Three-dimensional printing, if you've never seen it, has nothing to do with images on paper. Instead, it involves the creation of an almost perfect model, made of layers of resin, of the scanned object. Lacovara and Tangorra have been working, for starters, on the humerus, or front leg bone, of a Cretaceous dinosaur called Paralititan stromeri, a giant four-legged plant-eating dinosaur found in what is now Egypt in 2000.
They are telling the computer to make a one-tenth-scale model of the fossil, to which they can attach artificial muscles and tendons. The original humerus (remember that since it's a fossil it's made of stone, not bone) weighs 800 lbs. The resin model weighs less than an ounce.

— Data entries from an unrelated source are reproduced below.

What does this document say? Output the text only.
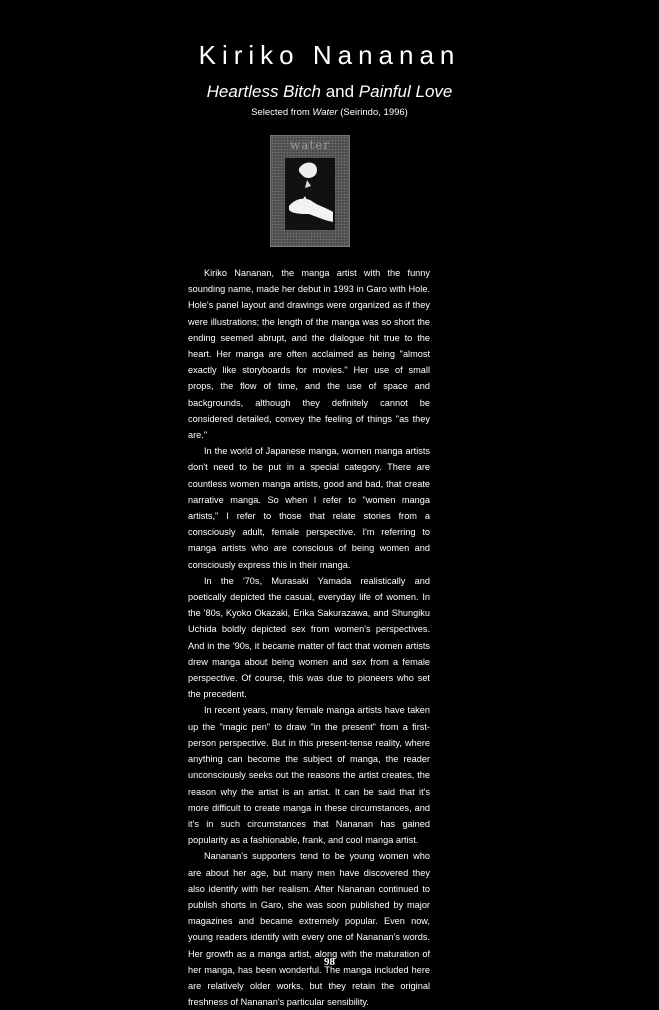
Kiriko Nananan
Heartless Bitch and Painful Love
Selected from Water (Seirindo, 1996)
water

Kiriko Nananan, the manga artist with the funny sounding name, made her debut in 1993 in Garo with Hole. Hole's panel layout and drawings were organized as if they were illustrations; the length of the manga was so short the ending seemed abrupt, and the dialogue hit true to the heart. Her manga are often acclaimed as being "almost exactly like storyboards for movies." Her use of small props, the flow of time, and the use of space and backgrounds, although they definitely cannot be considered detailed, convey the feeling of things "as they are."

In the world of Japanese manga, women manga artists don't need to be put in a special category. There are countless women manga artists, good and bad, that create narrative manga. So when I refer to "women manga artists," I refer to those that relate stories from a consciously adult, female perspective. I'm referring to manga artists who are conscious of being women and consciously express this in their manga.

In the '70s, Murasaki Yamada realistically and poetically depicted the casual, everyday life of women. In the '80s, Kyoko Okazaki, Erika Sakurazawa, and Shungiku Uchida boldly depicted sex from women's perspectives. And in the '90s, it became matter of fact that women artists drew manga about being women and sex from a female perspective. Of course, this was due to pioneers who set the precedent.

In recent years, many female manga artists have taken up the "magic pen" to draw "in the present" from a first-person perspective. But in this present-tense reality, where anything can become the subject of manga, the reader unconsciously seeks out the reasons the artist creates, the reason why the artist is an artist. It can be said that it's more difficult to create manga in these circumstances, and it's in such circumstances that Nananan has gained popularity as a fashionable, frank, and cool manga artist.

Nananan's supporters tend to be young women who are about her age, but many men have discovered they also identify with her realism. After Nananan continued to publish shorts in Garo, she was soon published by major magazines and became extremely popular. Even now, young readers identify with every one of Nananan's words. Her growth as a manga artist, along with the maturation of her manga, has been wonderful. The manga included here are relatively older works, but they retain the original freshness of Nananan's particular sensibility.

98
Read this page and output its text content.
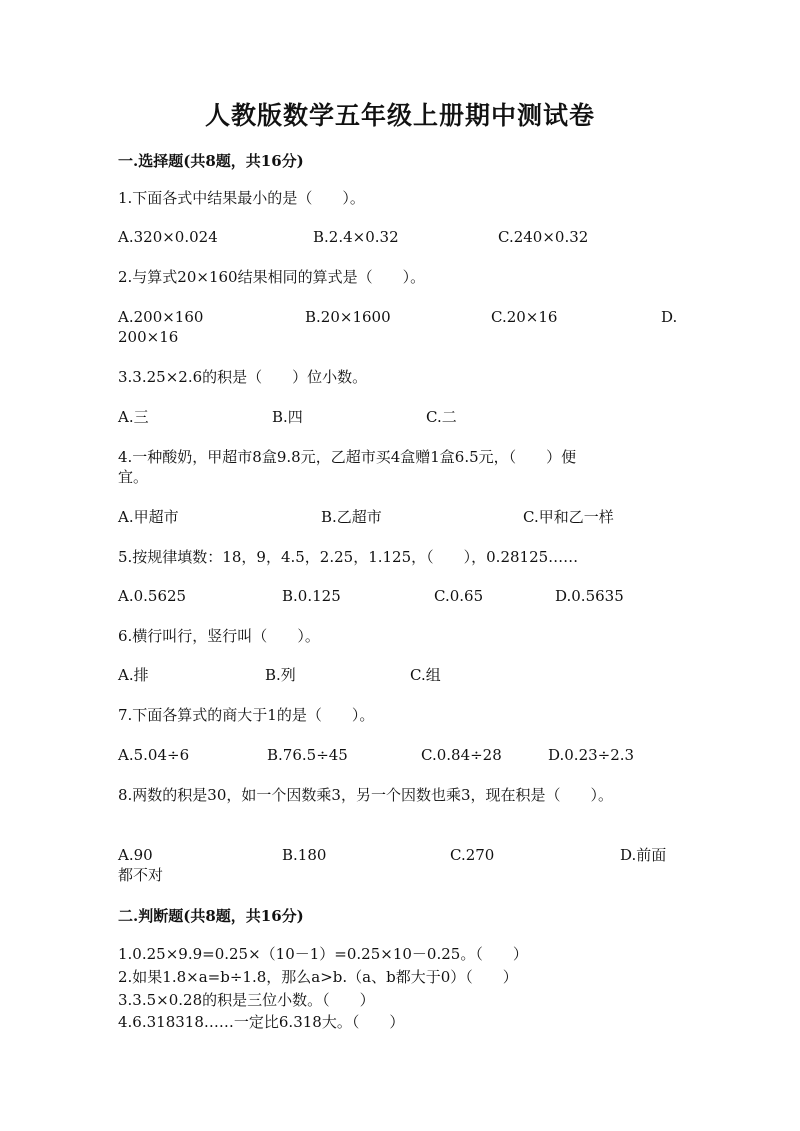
人教版数学五年级上册期中测试卷
一.选择题(共8题，共16分)
1.下面各式中结果最小的是（　　）。
A.320×0.024	B.2.4×0.32	C.240×0.32
2.与算式20×160结果相同的算式是（　　）。
A.200×160	B.20×1600	C.20×16	D.
200×16
3.3.25×2.6的积是（　　）位小数。
A.三	B.四	C.二
4.一种酸奶，甲超市8盒9.8元，乙超市买4盒赠1盒6.5元，（　　）便
宜。
A.甲超市	B.乙超市	C.甲和乙一样
5.按规律填数：18，9，4.5，2.25，1.125，（　　），0.28125……
A.0.5625	B.0.125	C.0.65	D.0.5635
6.横行叫行，竖行叫（　　）。
A.排	B.列	C.组
7.下面各算式的商大于1的是（　　）。
A.5.04÷6	B.76.5÷45	C.0.84÷28	D.0.23÷2.3
8.两数的积是30，如一个因数乘3，另一个因数也乘3，现在积是（　　）。
A.90	B.180	C.270	D.前面
都不对
二.判断题(共8题，共16分)
1.0.25×9.9=0.25×（10－1）=0.25×10－0.25。（　　）
2.如果1.8×a=b÷1.8，那么a>b.（a、b都大于0）（　　）
3.3.5×0.28的积是三位小数。（　　）
4.6.318318……一定比6.318大。（　　）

"In any science, the fewer assumptions you can make about your subject, the better," said Lacovara. In so much of paleontology, scientists have said, even the best conclusions about how dinosaurs lived and moved is based on guesswork - intelligent guesswork based on the shapes of the bones, but still something to be minimized.
For generations, to cite one famous example, scientists thought T. rex stood upright on its hind legs, dragging its tail behind it. Only in recent decades did they begin to think it may have balanced its tail in the air - and found the bones fit together much more neatly if it did.

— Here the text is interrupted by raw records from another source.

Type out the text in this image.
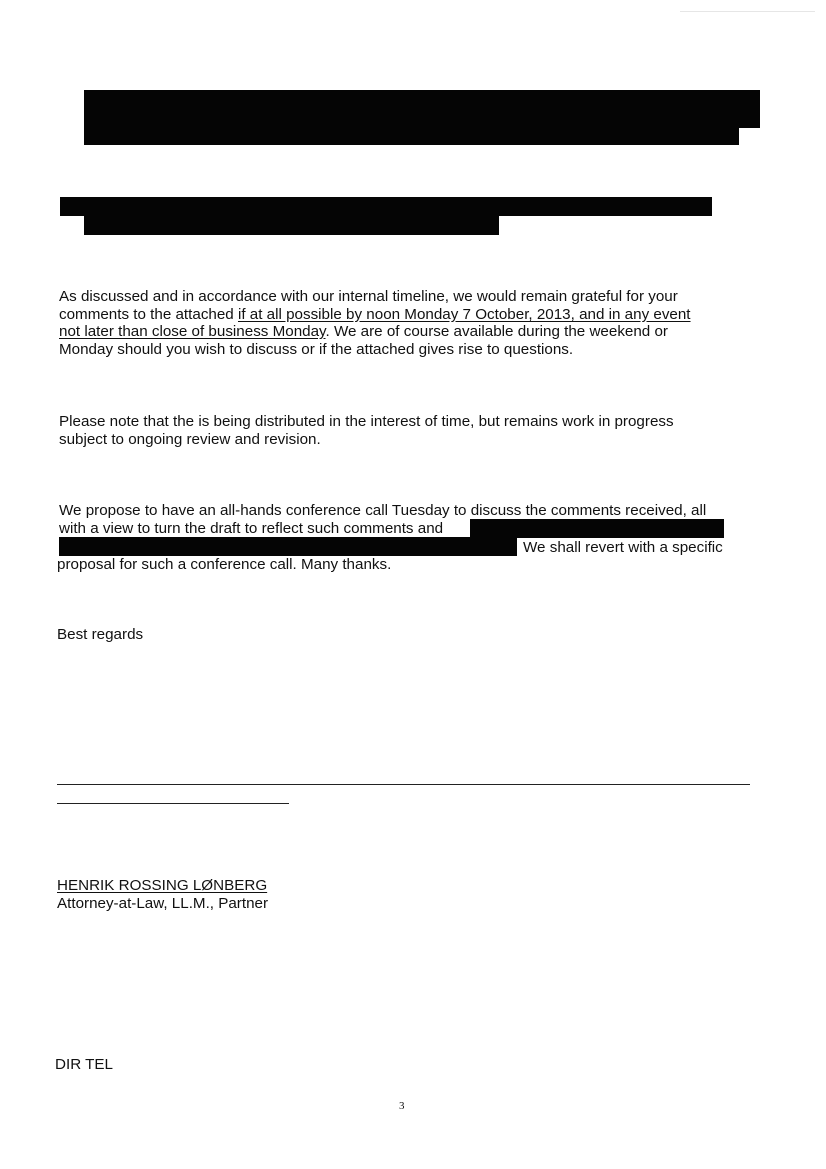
As discussed and in accordance with our internal timeline, we would remain grateful for your
comments to the attached if at all possible by noon Monday 7 October, 2013, and in any event
not later than close of business Monday. We are of course available during the weekend or
Monday should you wish to discuss or if the attached gives rise to questions.
Please note that the is being distributed in the interest of time, but remains work in progress
subject to ongoing review and revision.
We propose to have an all-hands conference call Tuesday to discuss the comments received, all
with a view to turn the draft to reflect such comments and
We shall revert with a specific
proposal for such a conference call. Many thanks.
Best regards
HENRIK ROSSING LØNBERG
Attorney-at-Law, LL.M., Partner
DIR TEL
3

In four or five months, Lacovara said he and and Tangorra hope to have a working model of Paralititan's front leg, articulated the way that makes the most sense when the resin models of the different bones are put together. In a year or two, they could perhaps have a complete skeleton, with which they could better figure out how it walked, ate and lived more than 65 million years ago.
"The next step is to robotocize these 3-D prints," said Lacovara. "We can study how the limbs moved with very few assumptions. We let the bones tell us their limits of movement - instead of us telling them what we think they should do."

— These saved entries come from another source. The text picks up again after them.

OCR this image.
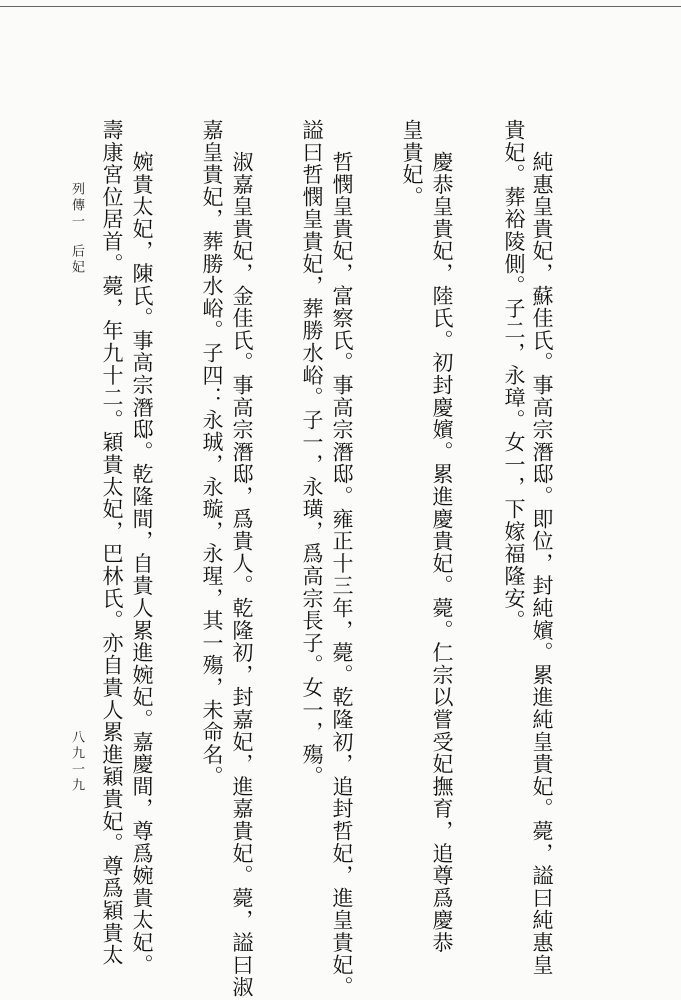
皇貴妃。	純惠皇貴妃，蘇佳氏。事高宗潛邸。即位，封純嬪。累進純皇貴妃。薨，謚曰純惠皇
貴妃。葬裕陵側。子二，永璋。女一，下嫁福隆安。
慶恭皇貴妃，陸氏。初封慶嬪。累進慶貴妃。薨。仁宗以嘗受妃撫育，追尊爲慶恭
謚曰哲憫皇貴妃，葬勝水峪。子一，永璜，爲高宗長子。女一，殤。 哲憫皇貴妃，富察氏。事高宗潛邸。雍正十三年，薨。乾隆初，追封哲妃，進皇貴妃。
嘉皇貴妃，葬勝水峪。子四：永珹，永璇，永瑆，其一殤，未命名。 淑嘉皇貴妃，金佳氏。事高宗潛邸，爲貴人。乾隆初，封嘉妃，進嘉貴妃。薨，謚曰淑
壽康宮位居首。薨，年九十二。穎貴太妃，巴林氏。亦自貴人累進穎貴妃。尊爲穎貴太 婉貴太妃，陳氏。事高宗潛邸。乾隆間，自貴人累進婉妃。嘉慶間，尊爲婉貴太妃。
列傳一后妃
八九一九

Working with the models would be better than computer simulations of the dinosaur's motion, he said: "When you make a computer model, it's only as good as the assumptions you put in. When you have physical models, they're as good as the laws of the natural universe."
And one other thing: Three-dimensional printing is still fairly expensive, but as with many new technologies its cost is dropping quickly. So if scientists drop or break their model, all is not lost - they'll just tell their computer to print them a replacement.